RFR: JDK-8293114: JVM should trim the native heap

Thomas Stuefe stuefe at openjdk.org
Thu Jul 6 15:29:56 UTC 2023


On Thu, 6 Jul 2023 09:20:25 GMT, Johan Sjölen <jsjolen at openjdk.org> wrote:

>> This is a continuation of https://github.com/openjdk/jdk/pull/10085. I closed https://github.com/openjdk/jdk/pull/10085 because it had accumulated too much comment history and got confusing. For a history of this issue, see previous discussions [1] and the comment section of 10085.
>>  
>> ---------------
>> 
>> This RFE adds the option to trim the Glibc heap periodically. This can recover a significant memory footprint if the VM process suffers from high-but-rare malloc spikes. It does not matter who causes the spikes: the JDK or customer code running in the JVM process.
>> 
>> ### Background:
>> 
>> The Glibc is reluctant to return memory to the OS. Temporary malloc spikes often carry over as permanent RSS increase. Note that C-heap retention is difficult to observe. Since it is freed memory, it won't appear in NMT; it is just a part of RSS.
>> 
>> This is, effectively, caching - a performance tradeoff by the glibc. It makes a lot of sense with applications that cause high traffic on the C-heap. The JVM, however, clusters allocations and often rolls its own memory management based on virtual memory for many of its use cases.
>> 
>> To manually trim the C-heap, Glibc exposes `malloc_trim(3)`. With JDK 18 [2], we added a new jcmd command to *manually* trim the C-heap on Linux (`jcmd System.trim_native_heap`). We then observed customers running this command periodically to slim down process sizes of container-bound jvms. That is cumbersome, and the JVM can do this a lot better - among other things because it knows best when *not* to trim.
>> 
>> #### GLIBC internals
>> 
>> The following information I took from the glibc source code and experimenting.
>> 
>> ##### Why do we need to trim manually? Does the Glibc not trim on free?
>> 
>> Upon `free()`, glibc may return memory to the OS if:
>> - the returned block was mmap'ed
>> - the returned block was not added to tcache or to fastbins
>> - the returned block, possibly merged with its two immediate neighbors, had they been free, is larger than FASTBIN_CONSOLIDATION_THRESHOLD (64K) - in that case:
>>   a) for the main arena, glibc attempts to lower the brk()
>>   b) for mmap-ed heaps, glibc attempts to completely unmap or shrink the heap.
>> In both cases, (a) and (b), only the top portion of the heap is reclaimed. "Holes" in the middle of other in-use chunks are not reclaimed.
>> 
>> So: glibc *may* automatically reclaim memory. In normal configurations, with typical C-heap allocation granularity, it is unlikely.
>> 
>> To increase the ...
>
>>And app's malloc load can fluctuate wildly, with temporary spikes and long idle periods.
> 
> Are you talking about allocations into native memory that a Java application does on its own accord and not as a consequence of the JVM doing its own allocs? For compiling, for example.

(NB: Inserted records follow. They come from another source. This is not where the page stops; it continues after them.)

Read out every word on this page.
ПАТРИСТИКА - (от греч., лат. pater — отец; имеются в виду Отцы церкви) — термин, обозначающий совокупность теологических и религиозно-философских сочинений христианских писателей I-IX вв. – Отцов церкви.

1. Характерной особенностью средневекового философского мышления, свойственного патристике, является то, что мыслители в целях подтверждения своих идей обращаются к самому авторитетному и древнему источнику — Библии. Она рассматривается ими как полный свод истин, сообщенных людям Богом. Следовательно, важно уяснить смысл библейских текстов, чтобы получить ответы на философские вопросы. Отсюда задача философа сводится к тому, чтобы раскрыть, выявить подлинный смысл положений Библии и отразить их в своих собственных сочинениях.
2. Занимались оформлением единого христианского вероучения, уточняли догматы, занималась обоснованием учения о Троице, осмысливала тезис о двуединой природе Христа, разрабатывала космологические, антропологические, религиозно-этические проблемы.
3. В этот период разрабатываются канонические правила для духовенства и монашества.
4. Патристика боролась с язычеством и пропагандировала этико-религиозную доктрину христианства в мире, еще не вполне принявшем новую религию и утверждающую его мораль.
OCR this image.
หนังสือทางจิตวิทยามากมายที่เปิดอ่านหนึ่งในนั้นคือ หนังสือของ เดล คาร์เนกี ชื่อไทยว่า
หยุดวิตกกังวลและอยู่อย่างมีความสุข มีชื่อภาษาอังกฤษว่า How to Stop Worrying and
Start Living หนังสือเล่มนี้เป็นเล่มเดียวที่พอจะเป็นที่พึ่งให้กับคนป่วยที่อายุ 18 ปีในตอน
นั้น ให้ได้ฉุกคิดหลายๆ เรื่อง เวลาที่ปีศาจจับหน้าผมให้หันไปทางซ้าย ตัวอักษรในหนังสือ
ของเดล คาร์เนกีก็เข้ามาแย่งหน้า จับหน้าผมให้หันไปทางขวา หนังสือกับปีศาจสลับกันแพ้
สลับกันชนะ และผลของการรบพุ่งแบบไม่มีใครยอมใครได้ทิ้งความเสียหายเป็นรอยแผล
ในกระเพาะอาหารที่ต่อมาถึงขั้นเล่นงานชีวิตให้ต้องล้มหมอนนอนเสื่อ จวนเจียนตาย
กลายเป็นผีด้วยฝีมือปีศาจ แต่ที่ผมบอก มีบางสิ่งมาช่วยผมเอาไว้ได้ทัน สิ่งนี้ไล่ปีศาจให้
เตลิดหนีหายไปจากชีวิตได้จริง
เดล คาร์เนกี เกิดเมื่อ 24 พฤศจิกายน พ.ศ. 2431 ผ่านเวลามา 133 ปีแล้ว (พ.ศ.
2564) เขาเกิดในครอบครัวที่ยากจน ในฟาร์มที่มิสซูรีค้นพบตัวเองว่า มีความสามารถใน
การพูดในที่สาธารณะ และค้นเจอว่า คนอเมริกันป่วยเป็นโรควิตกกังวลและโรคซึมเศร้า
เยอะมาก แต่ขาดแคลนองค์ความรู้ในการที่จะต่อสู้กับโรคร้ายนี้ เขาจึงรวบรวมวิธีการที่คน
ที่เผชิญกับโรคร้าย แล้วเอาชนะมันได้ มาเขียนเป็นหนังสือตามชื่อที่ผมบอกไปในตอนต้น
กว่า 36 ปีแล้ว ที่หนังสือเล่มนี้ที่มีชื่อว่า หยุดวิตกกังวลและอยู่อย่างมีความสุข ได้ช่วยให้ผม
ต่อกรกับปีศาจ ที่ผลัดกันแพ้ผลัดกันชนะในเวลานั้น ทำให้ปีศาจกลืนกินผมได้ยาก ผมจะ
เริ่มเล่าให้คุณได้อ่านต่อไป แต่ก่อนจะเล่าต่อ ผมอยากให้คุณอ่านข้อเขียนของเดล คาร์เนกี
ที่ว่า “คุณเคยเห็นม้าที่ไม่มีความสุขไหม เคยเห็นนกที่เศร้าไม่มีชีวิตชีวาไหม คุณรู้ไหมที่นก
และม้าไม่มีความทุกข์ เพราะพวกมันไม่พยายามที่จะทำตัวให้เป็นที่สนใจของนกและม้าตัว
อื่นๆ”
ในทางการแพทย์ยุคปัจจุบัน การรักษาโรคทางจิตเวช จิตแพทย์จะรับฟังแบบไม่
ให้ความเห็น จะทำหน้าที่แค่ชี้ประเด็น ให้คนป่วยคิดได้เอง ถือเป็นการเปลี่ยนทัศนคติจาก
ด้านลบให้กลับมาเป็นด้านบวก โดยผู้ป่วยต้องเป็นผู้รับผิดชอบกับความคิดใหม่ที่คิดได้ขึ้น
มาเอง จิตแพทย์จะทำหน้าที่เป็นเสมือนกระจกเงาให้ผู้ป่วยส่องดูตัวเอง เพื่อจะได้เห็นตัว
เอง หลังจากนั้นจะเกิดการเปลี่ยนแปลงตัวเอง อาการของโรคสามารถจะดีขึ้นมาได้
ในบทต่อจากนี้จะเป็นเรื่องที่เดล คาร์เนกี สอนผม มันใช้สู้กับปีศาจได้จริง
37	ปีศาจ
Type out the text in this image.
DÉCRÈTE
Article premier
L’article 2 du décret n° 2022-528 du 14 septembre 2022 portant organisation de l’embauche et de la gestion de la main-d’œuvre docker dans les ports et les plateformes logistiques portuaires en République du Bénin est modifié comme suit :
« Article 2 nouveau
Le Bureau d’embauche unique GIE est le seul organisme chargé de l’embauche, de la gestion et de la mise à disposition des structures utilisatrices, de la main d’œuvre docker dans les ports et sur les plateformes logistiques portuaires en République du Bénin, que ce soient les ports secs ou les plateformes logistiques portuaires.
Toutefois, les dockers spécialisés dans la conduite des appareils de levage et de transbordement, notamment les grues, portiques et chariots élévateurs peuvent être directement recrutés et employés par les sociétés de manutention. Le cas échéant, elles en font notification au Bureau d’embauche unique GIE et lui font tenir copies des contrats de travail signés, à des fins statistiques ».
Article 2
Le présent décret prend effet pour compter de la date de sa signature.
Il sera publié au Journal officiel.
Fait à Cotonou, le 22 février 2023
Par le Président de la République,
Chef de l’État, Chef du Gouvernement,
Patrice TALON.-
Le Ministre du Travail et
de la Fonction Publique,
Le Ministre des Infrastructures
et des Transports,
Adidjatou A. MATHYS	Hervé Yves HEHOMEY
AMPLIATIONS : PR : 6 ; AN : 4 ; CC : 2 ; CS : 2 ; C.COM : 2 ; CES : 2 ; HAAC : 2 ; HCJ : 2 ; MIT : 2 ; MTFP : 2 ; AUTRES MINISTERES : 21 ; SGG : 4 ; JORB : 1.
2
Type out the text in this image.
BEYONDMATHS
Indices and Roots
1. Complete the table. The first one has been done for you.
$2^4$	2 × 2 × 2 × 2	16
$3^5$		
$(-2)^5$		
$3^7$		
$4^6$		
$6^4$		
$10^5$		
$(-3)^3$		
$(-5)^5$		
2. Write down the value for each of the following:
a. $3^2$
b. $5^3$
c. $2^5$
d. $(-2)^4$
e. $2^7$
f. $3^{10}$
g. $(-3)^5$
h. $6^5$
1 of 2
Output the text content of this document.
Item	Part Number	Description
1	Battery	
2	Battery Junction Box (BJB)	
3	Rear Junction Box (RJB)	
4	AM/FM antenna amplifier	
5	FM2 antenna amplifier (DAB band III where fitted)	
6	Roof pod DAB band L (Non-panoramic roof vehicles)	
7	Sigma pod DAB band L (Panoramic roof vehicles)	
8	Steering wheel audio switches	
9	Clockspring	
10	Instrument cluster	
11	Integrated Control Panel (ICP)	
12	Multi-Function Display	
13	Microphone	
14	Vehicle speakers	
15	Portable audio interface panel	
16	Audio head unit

@jdksjolen @shipilev New version:
- I removed all manual pause calls from all GC code and replaced those with just not trimming when at or near a safe point. This is less invasive since I expect the typical trim interval to be much larger than the interval we do our VM operations in.
- The pauses in runtime code remain
- I restored the original arena coding, I just added the pause. Though this coding could greatly benefit from cleanups, I want to keep this patch focused and easy to downport.
- Since we no longer have close ties to GC coding, the tests don't need to run per gc, so I dumbed down the tests.

@shipilev : I kept the SuspendMark inside TrimNative, because I like it that way. Otherwise, I would name it something like TrimNativeSuspendMark, so nothing gained but another symbol at global scope.